How To Make Claim For Loss of Housekeeping Abilities?

When children are young, parents often encourage them to assume responsibility for certain chores. Adults later do such chores on their own. No one rewards them in any way. Still, some adults do get awarded money for performance of difficult tasks.

Those tasks are unpaid activities. The lawyer of a client with a personal injury claim finds it hard to win compensation for any adults that perform such activities. Still, an injured man or woman may lack the ability to move all the bones and muscles that need to get moved, during the performance of a given activity.

What are some examples of such activities?

Shopping, cooking, cleaning, yard care, home maintenance

How can a lawyer place a monetary value on any one activity?

Lawyers need to consult with occupational therapists and economists.

Strategy used to win a loss of housekeeping skills claim

An injury lawyer in Leamington makes such a claim in order to seek money for help with housekeeping chores. Sometimes a relative has agreed to perform some of those chores. Unfortunately, a relative cannot make a claim that is based on performance of such services. Thus, a smart victim keeps track of the number of services performed.

It also helps to note the difficulties facing anyone that must carry out such a service. In addition, it makes sense to draw attention to those times when the mere presence of a friend or relative served to increase the level of the victim’s safety. Picture the level of a potential danger if a certain friend or relative had not been able to spend time with the injured victim.

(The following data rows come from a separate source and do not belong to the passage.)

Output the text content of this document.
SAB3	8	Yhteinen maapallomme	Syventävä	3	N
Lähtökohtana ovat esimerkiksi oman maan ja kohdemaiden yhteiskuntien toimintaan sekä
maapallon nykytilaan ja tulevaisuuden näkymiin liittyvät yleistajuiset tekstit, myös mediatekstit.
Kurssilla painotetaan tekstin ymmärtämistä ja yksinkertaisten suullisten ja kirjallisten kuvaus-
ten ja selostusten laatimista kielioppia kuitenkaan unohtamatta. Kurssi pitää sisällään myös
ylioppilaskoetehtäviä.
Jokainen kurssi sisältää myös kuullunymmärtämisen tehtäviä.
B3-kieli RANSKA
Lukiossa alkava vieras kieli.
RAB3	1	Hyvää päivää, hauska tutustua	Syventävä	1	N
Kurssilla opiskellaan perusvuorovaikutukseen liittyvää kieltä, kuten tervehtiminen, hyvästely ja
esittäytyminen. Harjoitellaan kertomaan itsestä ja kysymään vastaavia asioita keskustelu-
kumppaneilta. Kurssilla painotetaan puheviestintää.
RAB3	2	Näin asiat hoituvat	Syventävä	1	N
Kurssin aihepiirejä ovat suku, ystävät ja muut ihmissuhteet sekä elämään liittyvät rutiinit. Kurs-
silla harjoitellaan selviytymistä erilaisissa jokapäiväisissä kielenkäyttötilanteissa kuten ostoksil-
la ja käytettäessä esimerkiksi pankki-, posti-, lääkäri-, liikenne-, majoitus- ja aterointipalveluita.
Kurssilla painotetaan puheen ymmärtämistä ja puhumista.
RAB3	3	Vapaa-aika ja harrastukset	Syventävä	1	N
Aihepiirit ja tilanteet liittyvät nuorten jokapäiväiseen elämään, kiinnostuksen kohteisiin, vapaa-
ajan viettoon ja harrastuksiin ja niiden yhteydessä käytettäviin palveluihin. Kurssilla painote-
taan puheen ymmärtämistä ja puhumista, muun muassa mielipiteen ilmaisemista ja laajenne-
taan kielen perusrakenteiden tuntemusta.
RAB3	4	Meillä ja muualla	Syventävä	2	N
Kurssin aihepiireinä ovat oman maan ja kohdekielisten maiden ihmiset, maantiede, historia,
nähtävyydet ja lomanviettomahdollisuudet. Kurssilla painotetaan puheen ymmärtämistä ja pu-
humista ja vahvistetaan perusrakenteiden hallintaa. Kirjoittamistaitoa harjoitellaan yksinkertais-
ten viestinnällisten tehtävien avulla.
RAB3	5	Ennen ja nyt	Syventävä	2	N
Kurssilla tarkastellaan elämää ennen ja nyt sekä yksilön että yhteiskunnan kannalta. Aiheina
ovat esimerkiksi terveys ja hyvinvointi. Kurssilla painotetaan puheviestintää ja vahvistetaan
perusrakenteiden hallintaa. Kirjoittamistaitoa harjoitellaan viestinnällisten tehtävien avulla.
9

The collected information can be used by the lawyer that hopes to win a loss of housekeeping claim. Understand that the claimant does not have to be someone that has vocalized a need for housekeeping help. The record of jobs done by others should speak for itself.

To what extent does any awarded money decrease as the victim recovers?

That depends largely on the way that the court system approaches this particular problem. Some courts recognize a loss of efficiency in the work performed by a still-recovering victim. That loss of efficiency decreases the value of the competed task. Some courts agree to compensate for the lower quality of the results, namely those achieved by the still-recovering victim.

How does distribution of the awarded funds get determined?

Ideally, the victim decides how the award money will get distributed. When victims are quite old or quite young, others might step in and seek to control the distribution of such funds. That can create problems that might push a family to search for the source of a deeper well of legal assistance.